I’m not particularly good at planning trips–just ask my friend Laura in NJ; she’s planned more of my trips while talking with me online than I have. There was also that time I asked my friend’s son for advice on my method of transportation in Cambodia (a nine-year-old can choose wisely). Most of my plans revolve around restaurants and bars, and sometimes hikes on which I get lost. I seem to find my way to the tourist attractions somehow–I wasted an extra day or two by not planning sightseeing in Seoul when I could’ve combined a few destinations in one trip.

Entirely unplanned stop at Pura Desa Batuan in Bali. Just told the driver to stop the car to have a look.
Entirely unplanned stop at Pura Desa Batuan in Bali. Just told the driver to stop the car to have a look.

I make lists of things to do and places to see, but I have never planned out my itinerary beyond a city and a hotel (call it my rebellion against my parents’ vacation planning). It certainly would explain why I get lost so often.

I'm not sure where this is going, but it must be the right direction
I’m not sure where this is going, but it must be the right direction

And that’s pretty much what I have done for my next trip.
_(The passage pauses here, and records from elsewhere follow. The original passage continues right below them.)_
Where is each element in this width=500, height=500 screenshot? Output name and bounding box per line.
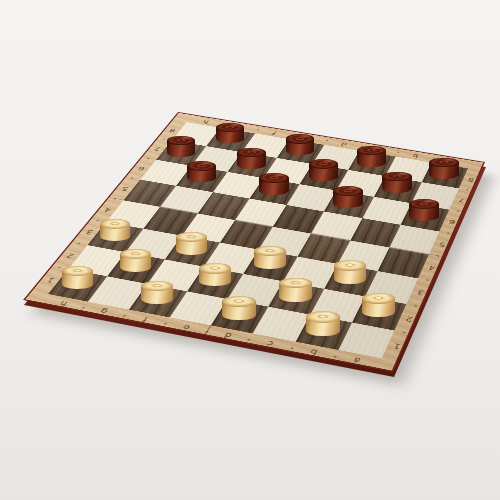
checker-top (309, 159, 338, 169)
checker-light-f3[interactable]: ⛀ (176, 232, 207, 255)
checker-light-d3[interactable]: ⛀ (254, 246, 286, 269)
border-inlay-dot (82, 307, 85, 309)
rank-label-left-6: 6 (137, 165, 146, 171)
rank-label-left-3: 3 (84, 229, 94, 235)
rank-label-right-7: 7 (458, 197, 466, 203)
checker-top (120, 249, 151, 259)
checker-light-c2[interactable]: ⛀ (279, 278, 312, 302)
checker-top (237, 148, 266, 157)
checker-light-a2[interactable]: ⛀ (362, 293, 396, 318)
border-inlay-dot (426, 279, 429, 281)
checker-top (429, 158, 458, 168)
checker-dark-e6[interactable]: ⛂ (259, 173, 288, 195)
checker-light-e2[interactable]: ⛀ (199, 263, 231, 286)
checker-dark-a8[interactable]: ⛂ (429, 158, 458, 180)
checker-dark-g6[interactable]: ⛂ (187, 161, 216, 182)
border-inlay-dot (147, 157, 150, 158)
checker-light-d1[interactable]: ⛀ (222, 296, 255, 320)
checker-dark-g8[interactable]: ⛂ (216, 123, 244, 143)
rank-label-left-5: 5 (120, 186, 130, 192)
rank-label-right-4: 4 (427, 264, 436, 271)
border-inlay-dot (326, 140, 329, 141)
file-label-bottom-b: b (309, 347, 319, 355)
checker-dark-d7[interactable]: ⛂ (309, 159, 338, 180)
checker-dark-c8[interactable]: ⛂ (357, 146, 386, 167)
checker-dark-f7[interactable]: ⛂ (237, 148, 266, 169)
file-label-bottom-h: h (58, 299, 69, 306)
border-inlay-dot (205, 331, 208, 333)
checker-top (100, 219, 130, 229)
checker-light-f1[interactable]: ⛀ (141, 281, 173, 305)
border-inlay-dot (96, 220, 99, 222)
file-label-bottom-c: c (266, 339, 275, 347)
board-scene: hhggffeeddccbbaa8877665544332211 ⛂⛂⛂⛂⛂⛂⛂… (0, 0, 500, 500)
rank-label-left-2: 2 (65, 252, 75, 259)
checker-light-h3[interactable]: ⛀ (100, 219, 130, 241)
border-inlay-dot (466, 189, 469, 191)
file-label-bottom-a: a (352, 356, 362, 364)
checker-top (187, 161, 216, 171)
checker-top (362, 293, 396, 304)
rank-label-right-8: 8 (467, 177, 475, 183)
border-inlay-dot (447, 232, 450, 234)
border-inlay-dot (403, 331, 406, 333)
checker-dark-e8[interactable]: ⛂ (286, 134, 314, 155)
rank-label-right-2: 2 (404, 315, 413, 323)
rank-label-left-7: 7 (153, 146, 162, 151)
border-inlay-dot (333, 355, 336, 357)
file-label-bottom-d: d (223, 331, 233, 339)
file-label-bottom-e: e (181, 323, 191, 331)
border-inlay-dot (396, 151, 399, 152)
checker-top (306, 311, 340, 322)
checker-top (222, 296, 255, 307)
checker-top (409, 199, 440, 209)
file-label-bottom-g: g (99, 307, 110, 315)
checker-dark-h7[interactable]: ⛂ (167, 136, 195, 156)
checker-top (199, 263, 231, 274)
file-label-top-b: b (411, 153, 419, 158)
checker-dark-a6[interactable]: ⛂ (409, 199, 440, 221)
border-inlay-dot (162, 138, 165, 139)
checker-light-g2[interactable]: ⛀ (120, 249, 151, 272)
rank-label-left-4: 4 (103, 207, 113, 213)
rank-label-right-5: 5 (438, 241, 446, 248)
checker-dark-c6[interactable]: ⛂ (333, 186, 363, 208)
checker-top (334, 260, 366, 271)
checker-light-h1[interactable]: ⛀ (62, 266, 94, 289)
border-inlay-dot (247, 339, 250, 341)
checker-top (259, 173, 288, 183)
border-inlay-dot (77, 242, 80, 244)
file-label-top-h: h (202, 119, 210, 124)
file-label-top-d: d (340, 141, 348, 146)
border-inlay-dot (256, 129, 259, 130)
rank-label-right-3: 3 (416, 289, 425, 296)
file-label-bottom-f: f (141, 315, 149, 322)
border-inlay-dot (457, 210, 460, 212)
checker-light-b3[interactable]: ⛀ (334, 260, 366, 284)
checker-light-b1[interactable]: ⛀ (306, 311, 340, 336)
checker-top (382, 172, 412, 182)
border-inlay-dot (122, 315, 125, 317)
rank-label-right-6: 6 (448, 219, 456, 225)
checker-top (286, 134, 314, 143)
rank-label-right-1: 1 (392, 342, 402, 350)
border-inlay-dot (164, 323, 167, 325)
checker-top (333, 186, 363, 196)
border-inlay-dot (415, 305, 418, 307)
checker-dark-b7[interactable]: ⛂ (382, 172, 412, 194)
border-inlay-dot (290, 347, 293, 349)
rank-label-left-8: 8 (168, 128, 177, 133)
border-inlay-dot (131, 177, 134, 179)
rank-label-left-1: 1 (45, 276, 56, 283)
file-label-top-f: f (272, 130, 278, 135)
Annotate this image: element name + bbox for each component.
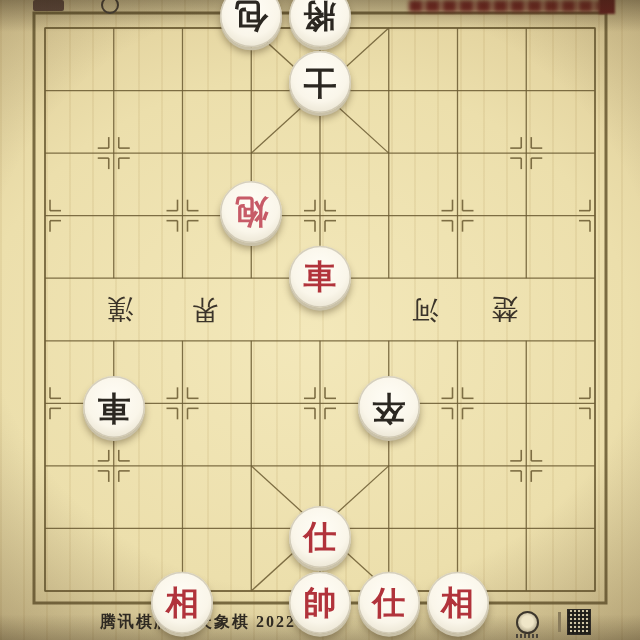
piece-glyph: 車: [97, 391, 130, 424]
black-soldier[interactable]: 卒: [358, 376, 420, 438]
black-chariot[interactable]: 車: [83, 376, 145, 438]
pieces-layer: 包將士車卒炮車仕相帥仕相: [11, 0, 630, 622]
footer-divider: [558, 612, 561, 632]
piece-glyph: 相: [166, 586, 199, 619]
piece-glyph: 仕: [372, 586, 405, 619]
top-right-corner-mark: [599, 0, 615, 14]
red-chariot[interactable]: 車: [289, 246, 351, 308]
black-advisor[interactable]: 士: [289, 50, 351, 112]
top-left-badge: [33, 0, 64, 11]
piece-glyph: 相: [441, 586, 474, 619]
piece-glyph: 將: [303, 0, 336, 33]
piece-glyph: 車: [303, 260, 336, 293]
red-cannon[interactable]: 炮: [220, 181, 282, 243]
red-advisor-2[interactable]: 仕: [358, 572, 420, 634]
piece-glyph: 帥: [303, 586, 336, 619]
piece-glyph: 炮: [235, 195, 268, 228]
tournament-emblem-icon: [516, 611, 539, 634]
red-general[interactable]: 帥: [289, 572, 351, 634]
piece-glyph: 包: [235, 0, 268, 33]
red-elephant-2[interactable]: 相: [427, 572, 489, 634]
black-general[interactable]: 將: [289, 0, 351, 47]
piece-glyph: 仕: [303, 521, 336, 554]
top-right-watermark: [409, 0, 601, 12]
qr-code-icon: [568, 610, 590, 634]
black-cannon[interactable]: 包: [220, 0, 282, 47]
red-advisor[interactable]: 仕: [289, 507, 351, 569]
xiangqi-photo: 漢界河楚 包將士車卒炮車仕相帥仕相 腾讯棋牌 天天象棋 2022 全国: [0, 0, 640, 640]
piece-glyph: 士: [303, 65, 336, 98]
red-elephant[interactable]: 相: [151, 572, 213, 634]
piece-glyph: 卒: [372, 391, 405, 424]
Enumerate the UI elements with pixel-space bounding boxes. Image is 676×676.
I’m traveling back to Indonesia–I’ve only been to Bali back when I was an expat in China. This time, I’m heading for a place I didn’t know about when I lived in China: Yogyakarta. A destination I have been longing to see for the last three years. I planned to stay there a month almost two years ago, but the budget airline website wouldn’t recognize my credit card to book a flight from Saigon, which is how I ended up in Taipei the first time.

Yes, I am a haphazard travel planner. I’ve mentioned it before. Sometimes it works out for the best–it leaves room for more options. Other times it limits possibilities (seriously, how far of a walk was that in Kyoto?).

This map isn't helping...
This map isn’t helping…

Perhaps on this four-day trip  I have through Yogyakarta and Borobudur I’ll plan more than I have in the past. With limited time and plenty to see and eat, I have to make the most of my stay, though I know I won’t be able to see and do everything I want.

Here is my list of things that I have done in the past (and will probably do again) that are generally not good travel-planning habits:
  1. I’ll meet people when I get there and just go along with them (alright, sometimes this works, but not often)
  2. Read the guidebook on the plane and fall asleep instead; save the guidebook for breakfast speed-reading
  3. Book a hotel the day before arrival, and only book it for one night because it’ll be easy enough to find another; then get locked out of the hotel because you were searching for a better one in Hanoi until only 11pm
  4. Just find a hotel in the main tourist area upon arrival…after 10pm
  5. Check out the tour options and prices after arrival
  6. Book a hotel without referencing a map with popular tourist sites for distances (hey, who doesn’t like a three-mile walk through Reykjavik in January?)

What are some of your bad travel-planning habits? Have you broken any of those habits?